Cause and Effect – Definition and Examples
A cause and effect relationship can be best described as something that enables an event to occur. For example, “Upon seeing that his daughter’s boyfriend had rutted up the yard, Marcus was seething with rage.” Here the cause is the boyfriend rutting up the yard and the effect is the father simmering with rage.
Cause and Effect
A cause and effect relationship is when something happens that makes something else happen. In other words, the cause creates the effect. Cause and effect relationships are often used in informational text.
For example, a text may say that when the weather is cold, a person may start to shiver. The cold weather here is the cause and the shivering is the effect of the cold weather. Cause and effect relationships are also found in stories.
For example, if Mae is late to school, she might lose recess time. In that case, being late to school is the cause and the effect, or result, is her losing recess time.

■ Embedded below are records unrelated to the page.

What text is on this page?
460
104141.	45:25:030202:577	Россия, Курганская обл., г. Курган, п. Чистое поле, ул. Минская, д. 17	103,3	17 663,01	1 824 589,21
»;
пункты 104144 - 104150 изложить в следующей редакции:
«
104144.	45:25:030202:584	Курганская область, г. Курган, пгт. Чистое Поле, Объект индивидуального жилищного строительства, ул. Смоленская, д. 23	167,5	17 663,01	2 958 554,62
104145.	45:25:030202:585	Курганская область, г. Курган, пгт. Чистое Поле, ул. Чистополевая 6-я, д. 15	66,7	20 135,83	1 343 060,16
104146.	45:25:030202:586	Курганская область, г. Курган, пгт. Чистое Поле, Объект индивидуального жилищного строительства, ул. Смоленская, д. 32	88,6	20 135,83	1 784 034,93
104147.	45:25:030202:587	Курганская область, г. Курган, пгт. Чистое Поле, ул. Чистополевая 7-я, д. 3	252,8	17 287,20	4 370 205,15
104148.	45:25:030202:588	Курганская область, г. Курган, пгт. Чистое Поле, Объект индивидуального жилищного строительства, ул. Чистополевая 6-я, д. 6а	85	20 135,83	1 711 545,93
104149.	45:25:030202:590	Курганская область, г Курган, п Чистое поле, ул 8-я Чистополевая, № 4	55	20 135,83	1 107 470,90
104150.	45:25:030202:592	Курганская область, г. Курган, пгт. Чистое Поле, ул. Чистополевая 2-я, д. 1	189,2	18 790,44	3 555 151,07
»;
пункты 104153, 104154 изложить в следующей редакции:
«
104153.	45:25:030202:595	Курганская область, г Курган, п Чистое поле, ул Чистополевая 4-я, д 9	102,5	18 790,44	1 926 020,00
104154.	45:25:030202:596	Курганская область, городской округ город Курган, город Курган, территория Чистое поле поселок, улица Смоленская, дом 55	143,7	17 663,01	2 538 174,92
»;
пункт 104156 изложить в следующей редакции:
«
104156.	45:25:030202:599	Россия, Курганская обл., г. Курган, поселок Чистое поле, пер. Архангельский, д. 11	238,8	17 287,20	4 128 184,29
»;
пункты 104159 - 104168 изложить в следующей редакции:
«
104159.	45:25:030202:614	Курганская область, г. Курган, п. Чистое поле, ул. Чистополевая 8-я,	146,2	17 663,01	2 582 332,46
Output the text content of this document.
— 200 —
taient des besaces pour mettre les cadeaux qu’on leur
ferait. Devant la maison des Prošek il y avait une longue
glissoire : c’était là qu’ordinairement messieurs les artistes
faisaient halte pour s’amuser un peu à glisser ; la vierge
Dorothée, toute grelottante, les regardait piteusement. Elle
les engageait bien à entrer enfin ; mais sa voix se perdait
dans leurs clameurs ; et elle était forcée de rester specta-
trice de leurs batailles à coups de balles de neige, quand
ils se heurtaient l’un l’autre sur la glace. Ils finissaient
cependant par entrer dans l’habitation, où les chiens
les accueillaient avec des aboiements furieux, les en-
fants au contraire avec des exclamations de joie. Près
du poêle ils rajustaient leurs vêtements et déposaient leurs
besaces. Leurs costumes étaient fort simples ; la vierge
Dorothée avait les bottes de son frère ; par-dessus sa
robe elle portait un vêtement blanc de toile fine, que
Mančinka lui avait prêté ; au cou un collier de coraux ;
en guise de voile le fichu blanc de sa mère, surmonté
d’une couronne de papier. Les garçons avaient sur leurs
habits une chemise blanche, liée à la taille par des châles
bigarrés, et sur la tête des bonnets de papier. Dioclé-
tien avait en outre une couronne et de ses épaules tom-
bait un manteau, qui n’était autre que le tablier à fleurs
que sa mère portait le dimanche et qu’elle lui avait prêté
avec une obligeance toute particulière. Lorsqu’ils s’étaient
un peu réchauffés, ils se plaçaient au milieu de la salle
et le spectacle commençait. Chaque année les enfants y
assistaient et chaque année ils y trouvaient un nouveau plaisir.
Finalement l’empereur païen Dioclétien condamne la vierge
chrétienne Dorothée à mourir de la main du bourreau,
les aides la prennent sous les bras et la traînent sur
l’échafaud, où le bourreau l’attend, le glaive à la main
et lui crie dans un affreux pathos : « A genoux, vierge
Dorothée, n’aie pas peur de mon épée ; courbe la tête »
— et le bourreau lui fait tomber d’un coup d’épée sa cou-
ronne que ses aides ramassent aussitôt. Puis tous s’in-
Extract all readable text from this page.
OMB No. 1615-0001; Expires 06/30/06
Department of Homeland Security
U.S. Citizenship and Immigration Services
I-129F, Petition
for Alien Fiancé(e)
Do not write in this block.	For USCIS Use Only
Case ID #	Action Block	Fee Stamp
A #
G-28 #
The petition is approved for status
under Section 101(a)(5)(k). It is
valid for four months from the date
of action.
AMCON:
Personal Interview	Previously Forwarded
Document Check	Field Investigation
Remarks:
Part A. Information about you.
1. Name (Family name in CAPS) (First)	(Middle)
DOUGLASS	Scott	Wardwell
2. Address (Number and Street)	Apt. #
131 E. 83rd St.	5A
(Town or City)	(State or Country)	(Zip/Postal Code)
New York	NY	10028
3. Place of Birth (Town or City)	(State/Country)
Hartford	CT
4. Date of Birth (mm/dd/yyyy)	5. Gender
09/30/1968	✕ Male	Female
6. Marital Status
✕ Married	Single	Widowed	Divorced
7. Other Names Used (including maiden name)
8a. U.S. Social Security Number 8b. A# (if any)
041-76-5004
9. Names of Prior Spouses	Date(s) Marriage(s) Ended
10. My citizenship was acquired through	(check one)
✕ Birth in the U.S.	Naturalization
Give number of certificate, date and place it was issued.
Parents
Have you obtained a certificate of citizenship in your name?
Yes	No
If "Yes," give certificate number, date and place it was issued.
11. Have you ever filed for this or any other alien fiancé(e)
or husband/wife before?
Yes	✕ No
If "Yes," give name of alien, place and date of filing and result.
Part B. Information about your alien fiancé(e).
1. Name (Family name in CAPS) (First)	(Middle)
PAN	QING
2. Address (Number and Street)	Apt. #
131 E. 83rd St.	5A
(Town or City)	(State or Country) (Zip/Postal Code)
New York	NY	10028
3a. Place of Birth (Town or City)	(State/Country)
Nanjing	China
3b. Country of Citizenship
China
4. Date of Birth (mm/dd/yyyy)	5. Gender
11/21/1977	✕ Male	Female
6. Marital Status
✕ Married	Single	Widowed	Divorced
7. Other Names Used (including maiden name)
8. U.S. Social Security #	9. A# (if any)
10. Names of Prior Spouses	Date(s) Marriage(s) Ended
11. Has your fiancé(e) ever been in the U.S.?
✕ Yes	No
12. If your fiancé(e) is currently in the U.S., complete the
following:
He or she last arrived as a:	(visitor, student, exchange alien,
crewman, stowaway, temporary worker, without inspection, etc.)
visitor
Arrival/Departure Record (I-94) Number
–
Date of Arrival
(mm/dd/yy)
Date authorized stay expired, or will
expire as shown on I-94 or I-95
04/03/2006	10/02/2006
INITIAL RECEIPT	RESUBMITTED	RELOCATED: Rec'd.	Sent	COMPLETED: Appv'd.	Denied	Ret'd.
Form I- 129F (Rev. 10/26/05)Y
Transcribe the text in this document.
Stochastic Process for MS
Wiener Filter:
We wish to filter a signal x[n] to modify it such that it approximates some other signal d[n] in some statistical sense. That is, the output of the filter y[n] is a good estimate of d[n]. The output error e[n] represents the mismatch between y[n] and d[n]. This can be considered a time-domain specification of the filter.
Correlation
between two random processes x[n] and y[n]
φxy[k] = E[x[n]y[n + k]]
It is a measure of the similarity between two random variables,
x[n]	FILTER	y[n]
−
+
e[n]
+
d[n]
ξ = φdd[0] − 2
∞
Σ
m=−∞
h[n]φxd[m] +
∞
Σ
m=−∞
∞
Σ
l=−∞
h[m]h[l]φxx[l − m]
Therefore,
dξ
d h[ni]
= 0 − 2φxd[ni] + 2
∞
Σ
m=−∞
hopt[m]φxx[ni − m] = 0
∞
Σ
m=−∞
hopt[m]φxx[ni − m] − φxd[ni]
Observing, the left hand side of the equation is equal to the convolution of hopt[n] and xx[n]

Let’s take a look at this sentence right here. “The rain came down so hard that all of the leaves fell off the trees.” We have a cause and effect relationship here. We know what the effect is the leaves fell off the trees. What’s the cause? The rain. We can say that the cause is heavy rain and the effect of that is that leaves fell off of the trees.
We have another example. “Billy was skating on a hockey rink. The laces on one of his skates came loose. He couldn’t control his skating. He ran into another skater and they both fell down.” We know the effect here is that he ran into another skater. That is the effect. He ran into another skater and they both fell down. What’s the cause here?
You may be tempted to say that he couldn’t control his skating and that caused him to run into another skater. While that’s true, the actual cause is that the laces on one of his skates came loose, which caused him not to be in control of skating, which caused him to run into another skater, which caused them to both fall down. What started all the dominoes falling over here was that the laces came loose. That’s a look at cause and effect relationships.